ISIL, originally an offshoot of al-Qaeda kicked out for being too extreme, is probably the richest terrorist organisation in history. So how do they make all that money?

Originally heavily financed by donors (particularly from the Gulf), some of whom called for the group to withdraw from Syria in 2014, ISIL now have more than an estimated $2 billion in reserves. They have their own bank and even a mint where they produce their own currency. However, as the organisation grows, donations may begin to dry up as donors have less say about how the organisation should be acting.

Oil, loans and tax

ISIL are estimated to earn over $1 million per day through oil sales alone with rumoured buyers including Turkey, Russia, the Assad regime and, surprisingly, rebel groups opposed to ISIL forced to buy oil from them as they have no alternative. They sell the oil for $20-$40 a barrel.

Fighters heading to Syria to join ISIL are reportedly taking out loans to be able to fund the trip, according to the independent, and the UK government has stated there is a threat of terrorist organisations using the banking sector for their own gains, however the amount of money raised this way seems to be low.

With ISIL are in charge in parts of Syria and Iraq, they are able to collect revenue via a way not open to most other terror organisations: taxation. They provide basic services (including a bus route) and have their own judicial system. As well as taxing locals, they have also imposed a jizya tax against Christians, which allows them to live in the area without being forced to convert to Islam. While other groups have declared wanting to form a jihadist state, ISIL are actually trying to achieve this.

Ransom demands are also a lucrative source of income for the group. Even though the UK and USA have strict policies of not paying ransoms, other countries have paid to get their citizens back, providing ISIL with millions.


According to Mosul Eye, a source that is accounting what life is like for people in Mosul, Iraq, ISIL are also charging relatives of people sentenced to death a fee for bail, and when the person is executed they are charging another fee to release the body. The fees include:

– A person on death row for being a police officer must pay $1000 – $2000, the cost of a gun. After the execution, the family must pay 2 million Iraqi Dinars (roughly £1100) to receive the body, and if they fail to pay, ISIS dumps the body at an unknown place.

– A person on death row convicted of spying must pay $3000 prior to his execution.
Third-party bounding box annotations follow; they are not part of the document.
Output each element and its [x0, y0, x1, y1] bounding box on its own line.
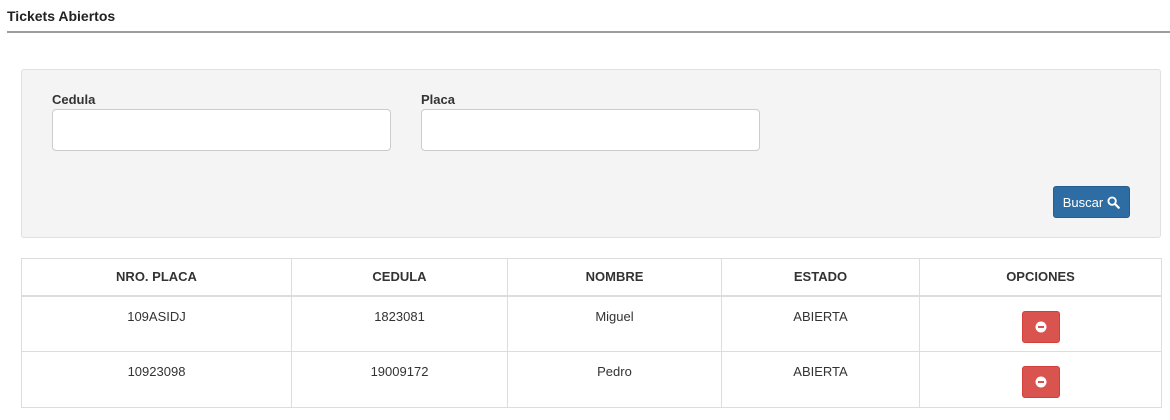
cell-estado: ABIERTA	[721, 295, 920, 352]
cell-opciones	[919, 351, 1162, 408]
cell-opciones	[919, 295, 1162, 352]
table-row: 109ASIDJ 1823081 Miguel ABIERTA	[21, 295, 1162, 352]
cell-nombre: Miguel	[507, 295, 722, 352]
cell-cedula: 1823081	[291, 295, 508, 352]
minus-circle-icon	[1035, 376, 1046, 388]
column-header-nro-placa: NRO. PLACA	[21, 258, 292, 297]
column-header-nombre: NOMBRE	[507, 258, 722, 297]
cell-estado: ABIERTA	[721, 351, 920, 408]
column-header-estado: ESTADO	[721, 258, 920, 297]
cell-placa: 109ASIDJ	[21, 295, 292, 352]
page-header: Tickets Abiertos	[7, 0, 1170, 33]
placa-label: Placa	[421, 92, 455, 107]
table-row: 10923098 19009172 Pedro ABIERTA	[21, 351, 1162, 408]
column-header-opciones: OPCIONES	[919, 258, 1162, 297]
column-header-cedula: CEDULA	[291, 258, 508, 297]
cell-nombre: Pedro	[507, 351, 722, 408]
minus-circle-icon	[1035, 321, 1046, 332]
remove-ticket-button[interactable]	[1021, 310, 1060, 343]
cell-cedula: 19009172	[291, 351, 508, 408]
search-button[interactable]: Buscar	[1053, 186, 1130, 218]
placa-input[interactable]	[421, 109, 760, 151]
cell-placa: 10923098	[21, 351, 292, 408]
table-header-row: NRO. PLACA CEDULA NOMBRE ESTADO OPCIONES	[21, 258, 1162, 297]
search-button-label: Buscar	[1062, 194, 1104, 210]
page-title: Tickets Abiertos	[7, 8, 116, 24]
search-icon	[1107, 195, 1121, 209]
cedula-input[interactable]	[52, 109, 391, 151]
remove-ticket-button[interactable]	[1021, 366, 1060, 398]
cedula-label: Cedula	[52, 92, 96, 107]
search-panel: Cedula Placa Buscar	[21, 69, 1161, 238]
tickets-table: NRO. PLACA CEDULA NOMBRE ESTADO OPCIONES…	[21, 258, 1162, 408]
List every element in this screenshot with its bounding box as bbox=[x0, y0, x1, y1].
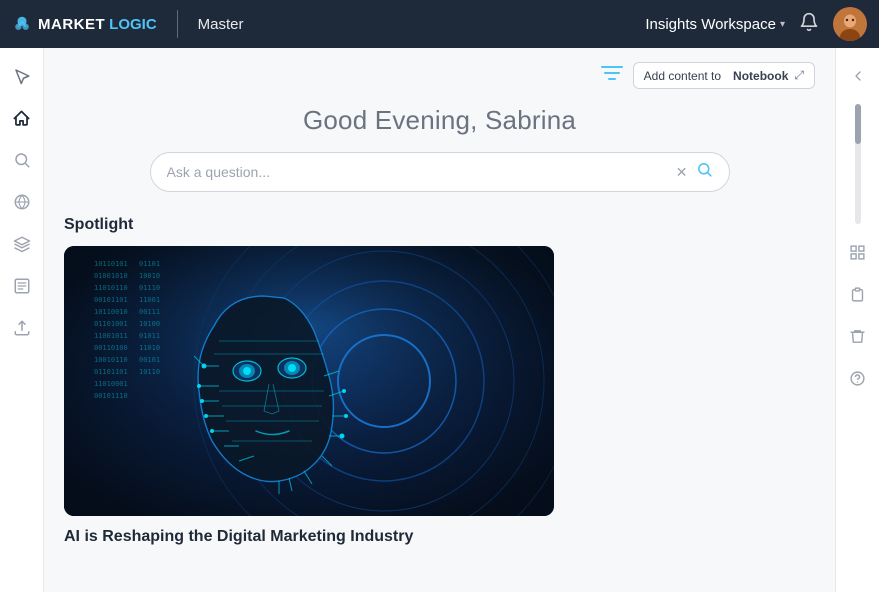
right-sidebar-collapse-icon[interactable] bbox=[840, 58, 876, 94]
sidebar-item-learn[interactable] bbox=[4, 226, 40, 262]
avatar-image bbox=[833, 7, 867, 41]
svg-text:10110101: 10110101 bbox=[94, 260, 128, 268]
right-sidebar-help-icon[interactable] bbox=[840, 360, 876, 396]
clear-search-icon[interactable]: ✕ bbox=[676, 164, 688, 181]
greeting-heading: Good Evening, Sabrina bbox=[64, 105, 815, 136]
search-input[interactable] bbox=[167, 164, 676, 180]
add-content-label: Add content to bbox=[644, 69, 721, 83]
ai-face-svg: 1011010101001010 1101011000101101 101100… bbox=[64, 246, 554, 516]
svg-text:00101110: 00101110 bbox=[94, 392, 128, 400]
svg-text:00110100: 00110100 bbox=[94, 344, 128, 352]
main-layout: Add content to Notebook ⤢ Good Evening, … bbox=[0, 48, 879, 592]
scroll-thumb[interactable] bbox=[855, 104, 861, 144]
logo-market-text: MARKET bbox=[38, 16, 105, 33]
svg-text:11010001: 11010001 bbox=[94, 380, 128, 388]
svg-text:10110010: 10110010 bbox=[94, 308, 128, 316]
right-sidebar-grid-icon[interactable] bbox=[840, 234, 876, 270]
sidebar-item-search[interactable] bbox=[4, 142, 40, 178]
add-content-notebook-button[interactable]: Add content to Notebook ⤢ bbox=[633, 62, 815, 89]
filter-icon[interactable] bbox=[601, 64, 623, 87]
logo-logic-text: LOGIC bbox=[109, 16, 157, 33]
workspace-label: Insights Workspace bbox=[645, 16, 776, 33]
svg-text:11001: 11001 bbox=[139, 296, 160, 304]
notebook-label: Notebook bbox=[733, 69, 788, 83]
right-sidebar-clipboard-icon[interactable] bbox=[840, 276, 876, 312]
svg-text:10110: 10110 bbox=[139, 368, 160, 376]
svg-text:01110: 01110 bbox=[139, 284, 160, 292]
right-sidebar bbox=[835, 48, 879, 592]
sidebar-item-reports[interactable] bbox=[4, 268, 40, 304]
spotlight-section-label: Spotlight bbox=[64, 216, 815, 234]
svg-text:00111: 00111 bbox=[139, 308, 160, 316]
svg-text:11001011: 11001011 bbox=[94, 332, 128, 340]
workspace-selector[interactable]: Insights Workspace ▾ bbox=[645, 16, 785, 33]
svg-text:11010110: 11010110 bbox=[94, 284, 128, 292]
spotlight-article-title[interactable]: AI is Reshaping the Digital Marketing In… bbox=[64, 528, 815, 546]
nav-master-label: Master bbox=[198, 16, 244, 33]
scroll-track[interactable] bbox=[855, 104, 861, 224]
left-sidebar bbox=[0, 48, 44, 592]
svg-text:00101101: 00101101 bbox=[94, 296, 128, 304]
svg-text:11010: 11010 bbox=[139, 344, 160, 352]
spotlight-section: Spotlight bbox=[64, 216, 815, 546]
sidebar-item-upload[interactable] bbox=[4, 310, 40, 346]
workspace-chevron-icon: ▾ bbox=[780, 19, 785, 30]
search-bar: ✕ bbox=[150, 152, 730, 192]
sidebar-item-home[interactable] bbox=[4, 100, 40, 136]
avatar[interactable] bbox=[833, 7, 867, 41]
svg-text:00101: 00101 bbox=[139, 356, 160, 364]
spotlight-image[interactable]: 1011010101001010 1101011000101101 101100… bbox=[64, 246, 554, 516]
right-sidebar-trash-icon[interactable] bbox=[840, 318, 876, 354]
notifications-bell-icon[interactable] bbox=[799, 12, 819, 37]
toolbar-row: Add content to Notebook ⤢ bbox=[64, 48, 815, 97]
main-content: Add content to Notebook ⤢ Good Evening, … bbox=[44, 48, 835, 592]
svg-text:01101101: 01101101 bbox=[94, 368, 128, 376]
svg-text:01001010: 01001010 bbox=[94, 272, 128, 280]
svg-text:10100: 10100 bbox=[139, 320, 160, 328]
sidebar-cursor-icon bbox=[4, 58, 40, 94]
expand-icon: ⤢ bbox=[794, 68, 804, 83]
logo-icon bbox=[12, 14, 32, 34]
logo[interactable]: MARKETLOGIC Master bbox=[12, 10, 244, 38]
sidebar-item-globe[interactable] bbox=[4, 184, 40, 220]
svg-text:10010: 10010 bbox=[139, 272, 160, 280]
svg-text:01011: 01011 bbox=[139, 332, 160, 340]
nav-divider bbox=[177, 10, 178, 38]
top-navigation: MARKETLOGIC Master Insights Workspace ▾ bbox=[0, 0, 879, 48]
svg-text:10010110: 10010110 bbox=[94, 356, 128, 364]
search-submit-icon[interactable] bbox=[696, 161, 713, 183]
svg-text:01101001: 01101001 bbox=[94, 320, 128, 328]
svg-text:01101: 01101 bbox=[139, 260, 160, 268]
The family must pay $2000 to receive his body.

– A person on death row convicted of apostasy must pay $2500 pre-execution, and family must pay $1000 to receive his body.

– A Muslim on death row for violating a “Hadd” (a restriction set by Sharia Law, which the person remain Muslim but ISIS still sentence him to death) pays $750 prior to his execution, and family pays $500 to receive his body.
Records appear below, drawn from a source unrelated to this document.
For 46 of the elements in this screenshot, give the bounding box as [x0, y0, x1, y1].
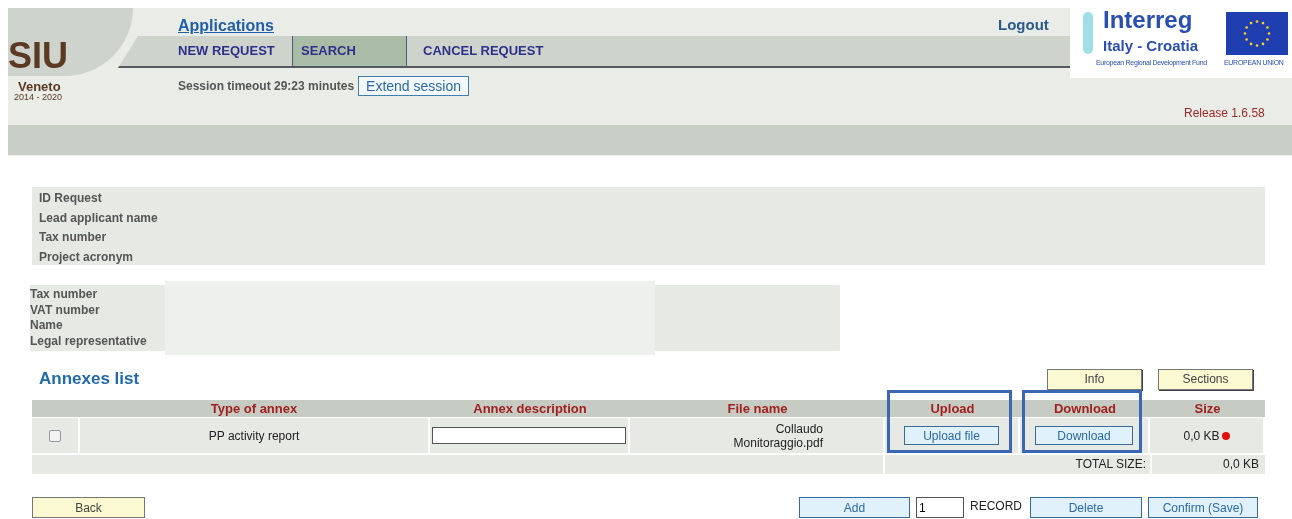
logo-text: SIU: [8, 38, 68, 74]
record-label: RECORD: [970, 498, 1022, 515]
field-label: Tax number: [39, 229, 108, 246]
session-timeout-text: Session timeout 29:23 minutes: [178, 78, 355, 95]
column-header: Type of annex: [209, 400, 299, 417]
section-title: Annexes list: [39, 368, 140, 391]
total-size-label: TOTAL SIZE:: [885, 455, 1150, 474]
field-label: ID Request: [39, 190, 103, 207]
toolbar-button[interactable]: Info: [1047, 368, 1142, 390]
back-button[interactable]: Back: [32, 497, 145, 518]
checkbox[interactable]: [49, 429, 61, 442]
column-header: Size: [1193, 400, 1222, 417]
table-cell-text: 0,0 KB: [1183, 427, 1220, 445]
field-label: Legal representative: [30, 333, 147, 349]
wave-icon: [1083, 12, 1093, 54]
nav-tab[interactable]: SEARCH: [293, 36, 407, 66]
partner-logo-subtitle: Italy - Croatia: [1103, 37, 1199, 55]
record-count-field[interactable]: 1: [916, 497, 964, 518]
logo-region: Veneto: [18, 80, 61, 93]
release-text: Release 1.6.58: [1184, 105, 1265, 122]
eu-flag-icon: [1226, 12, 1288, 55]
field-label: Tax number: [30, 287, 98, 303]
description-field[interactable]: [432, 427, 626, 444]
column-header: Upload: [929, 400, 976, 417]
nav-tab[interactable]: CANCEL REQUEST: [407, 36, 567, 66]
table-cell: PP activity report: [80, 418, 428, 453]
column-header: Download: [1052, 400, 1118, 417]
upload-file-button[interactable]: Upload file: [904, 426, 999, 445]
field-label: Name: [30, 318, 63, 334]
field-label: VAT number: [30, 302, 100, 318]
field-label: Lead applicant name: [39, 209, 159, 227]
applications-link[interactable]: Applications: [178, 14, 274, 38]
logo-years: 2014 - 2020: [14, 92, 63, 102]
extend-session-button[interactable]: Extend session: [358, 76, 469, 96]
delete-button[interactable]: Delete: [1030, 497, 1142, 518]
download-button[interactable]: Download: [1035, 426, 1133, 445]
column-header: File name: [726, 400, 789, 417]
logout-link[interactable]: Logout: [998, 14, 1049, 37]
confirm-save-button[interactable]: Confirm (Save): [1148, 497, 1258, 518]
total-size-value: 0,0 KB: [1152, 455, 1265, 474]
partner-logo-title: Interreg: [1103, 6, 1193, 34]
field-label: Project acronym: [39, 248, 135, 266]
add-button[interactable]: Add: [799, 497, 910, 518]
column-header: Annex description: [472, 400, 588, 417]
toolbar-button[interactable]: Sections: [1158, 368, 1253, 390]
table-cell: Collaudo Monitoraggio.pdf: [630, 418, 883, 453]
– The detainees who are convicted with charges other than apostasy (abandoning or renouncing a religious or political belief) and spying must pay $300 registration and interrogation fees, and $250 after they are released (detention fees), and it varies depending on how long the person is detained.

– Everyone is sentenced to be lashed must pay $150 interrogation and sentence execution fees, and pays $50 detention fees for one day and registration at ISIS’ Alhisba criminal records.*


In recent months the destruction of ancient artifacts made headlines around the world as ISIL released videos of several sites being destroyed. However UNESCO have warned that ISIL are also looting artifacts and antiques on a massive scale and allegedly smuggling them to London to be sold.

The group also commit bank robberies and have stolen millions of dollars from government vaults; robbery and looting is also how they have gained some of their weapons.

With so many channels for ISIL to make money, it might look like the group is growing stronger; but some of these undertakings point to a slight weakening of the group, and could even hint at them becoming desperate for money by any means.